Take Two Aspirin And …

Your Friendly Neighborhood Amoeba retired from blogging some time ago. But the other day, Quilly was wishing for posts for this site, and since YFNA’s pseudopods have gotten too short, and too weak with age, to go digging up local fences and bringing them home as presents (they wouldn’t have been easy to convert to .html anyway), he had to think of something else if he was going to (um) help.

Well, he just found out something about his work that he decided he just had to share.

As some of you may remember, YFNA studies seaweeds and related plant-like stuff (you know, pond scum) for a living. The dictionary word for this stuff is algae. No, this isn’t Greek to you, or me either. It’s Latin. This will become important in a minute.

You probably know that there are a lot of “-ology” words out there that describe particular fields of study. The “-ology” comes from the Greek word logos, which can mean “(the) word”. As in “the last word on something”. Thus, the study of animals (Greek zoon) is zoology. The study of the mind (Greek psyche) is psychology. If you don’t mind. So it would make sense that the study of algae is algology.

BZZAAATTT!!!!!

Y’see, there’s this arcane rule of English that says you can’t make a compound word out of other words that are derived from more than one language. There’s a fancy term for this sort of thing, which YFNA is too lazy to look up right now. Besides, Quilly wants him to be going to bed, not sitting up writing blog posts.

So putting algae, which is Latin (said this would be important later), together with logos, which is Greek, is verboten, which is German and it means “don’t do it”. Somebody might think that algae is Greek, and spend the rest of the evening quoting Shakespeare and creating a nuisance.

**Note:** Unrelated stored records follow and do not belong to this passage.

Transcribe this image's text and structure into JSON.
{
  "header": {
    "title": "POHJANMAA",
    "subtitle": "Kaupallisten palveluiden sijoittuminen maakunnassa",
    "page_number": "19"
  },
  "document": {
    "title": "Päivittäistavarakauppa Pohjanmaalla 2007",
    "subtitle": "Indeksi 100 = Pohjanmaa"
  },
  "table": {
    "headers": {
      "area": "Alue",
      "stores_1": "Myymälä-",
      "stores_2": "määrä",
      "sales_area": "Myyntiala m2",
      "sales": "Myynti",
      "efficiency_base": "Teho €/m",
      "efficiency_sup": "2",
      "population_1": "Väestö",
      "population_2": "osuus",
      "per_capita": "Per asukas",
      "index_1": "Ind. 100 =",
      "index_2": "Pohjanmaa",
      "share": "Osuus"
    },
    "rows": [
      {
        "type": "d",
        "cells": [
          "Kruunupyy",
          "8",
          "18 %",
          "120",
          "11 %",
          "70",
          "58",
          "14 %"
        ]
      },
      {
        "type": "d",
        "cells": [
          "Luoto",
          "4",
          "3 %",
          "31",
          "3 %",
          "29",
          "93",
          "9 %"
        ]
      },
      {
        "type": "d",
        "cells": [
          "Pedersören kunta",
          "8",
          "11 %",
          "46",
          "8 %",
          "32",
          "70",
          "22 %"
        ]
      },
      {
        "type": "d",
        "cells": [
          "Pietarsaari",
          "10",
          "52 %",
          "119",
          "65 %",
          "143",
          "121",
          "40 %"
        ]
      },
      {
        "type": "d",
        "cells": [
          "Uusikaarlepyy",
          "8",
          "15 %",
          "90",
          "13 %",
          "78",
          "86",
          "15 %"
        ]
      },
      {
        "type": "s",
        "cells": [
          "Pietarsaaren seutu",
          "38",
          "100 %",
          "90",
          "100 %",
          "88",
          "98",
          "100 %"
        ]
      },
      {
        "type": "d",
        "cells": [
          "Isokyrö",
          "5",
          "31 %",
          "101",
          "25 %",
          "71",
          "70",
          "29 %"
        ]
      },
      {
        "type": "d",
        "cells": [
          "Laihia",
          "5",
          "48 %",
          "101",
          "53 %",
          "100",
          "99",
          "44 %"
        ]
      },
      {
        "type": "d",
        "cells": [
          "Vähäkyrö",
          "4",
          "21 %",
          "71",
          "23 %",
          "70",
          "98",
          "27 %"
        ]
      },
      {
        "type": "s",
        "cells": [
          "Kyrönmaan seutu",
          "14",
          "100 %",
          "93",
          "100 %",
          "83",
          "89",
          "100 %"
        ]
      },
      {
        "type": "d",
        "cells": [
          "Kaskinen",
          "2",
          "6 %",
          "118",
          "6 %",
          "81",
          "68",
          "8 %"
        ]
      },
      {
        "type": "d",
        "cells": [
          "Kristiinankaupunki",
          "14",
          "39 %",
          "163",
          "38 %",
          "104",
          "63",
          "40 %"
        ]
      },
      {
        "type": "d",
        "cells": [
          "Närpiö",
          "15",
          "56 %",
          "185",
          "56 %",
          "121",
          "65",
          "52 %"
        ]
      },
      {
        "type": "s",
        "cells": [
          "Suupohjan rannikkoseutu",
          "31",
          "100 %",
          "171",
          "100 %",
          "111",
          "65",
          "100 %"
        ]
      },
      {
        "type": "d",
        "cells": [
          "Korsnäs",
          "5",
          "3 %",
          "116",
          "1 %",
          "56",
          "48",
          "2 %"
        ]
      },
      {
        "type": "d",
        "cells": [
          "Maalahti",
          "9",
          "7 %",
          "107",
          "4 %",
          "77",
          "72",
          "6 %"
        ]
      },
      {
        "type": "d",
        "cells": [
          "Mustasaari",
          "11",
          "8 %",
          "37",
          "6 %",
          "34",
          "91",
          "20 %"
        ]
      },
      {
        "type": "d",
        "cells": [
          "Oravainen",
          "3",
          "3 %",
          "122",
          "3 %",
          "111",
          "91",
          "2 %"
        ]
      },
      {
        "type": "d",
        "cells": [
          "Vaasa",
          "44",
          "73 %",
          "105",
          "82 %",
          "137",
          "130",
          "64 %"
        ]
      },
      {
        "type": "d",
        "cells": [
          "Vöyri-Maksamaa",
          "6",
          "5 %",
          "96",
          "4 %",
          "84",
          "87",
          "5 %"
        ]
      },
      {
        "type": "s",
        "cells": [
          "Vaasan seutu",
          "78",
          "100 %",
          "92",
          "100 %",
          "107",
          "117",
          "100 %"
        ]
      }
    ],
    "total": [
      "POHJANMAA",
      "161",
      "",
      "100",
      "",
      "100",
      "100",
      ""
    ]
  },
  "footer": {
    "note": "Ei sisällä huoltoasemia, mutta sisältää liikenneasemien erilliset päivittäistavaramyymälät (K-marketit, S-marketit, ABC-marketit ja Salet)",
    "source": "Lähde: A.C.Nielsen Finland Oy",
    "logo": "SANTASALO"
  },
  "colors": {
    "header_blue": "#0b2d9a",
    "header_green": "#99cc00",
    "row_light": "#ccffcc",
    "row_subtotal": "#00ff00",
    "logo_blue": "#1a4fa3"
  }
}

You’re supposed to pair up Greek words with other Greek words. It so happens that there is a Greek word for “seaweed”. It’s phykos. From which we get the word phycology. And a whole lot of mail from pharmaceutical companies that are trying to get us to prescribe their antidepressants. A phycologist going to a psychologist’s clinic to seek treatment for his identity crisis would probably wind up fatally confusing both of them.

But YFNA knew all this already. Has been living with it for, well, since elephants had fur. What he didn’t know is that there is a Greek word that begins with alg- and can be legally combined with logos. That word is algos. Which means pain. So, algology actually is a legal word, and it means “the study of pain”.

Wait ’til I tell the folks at the next phycological society meeting about this. They’ll probably tell me that I need a shrink. I heard that!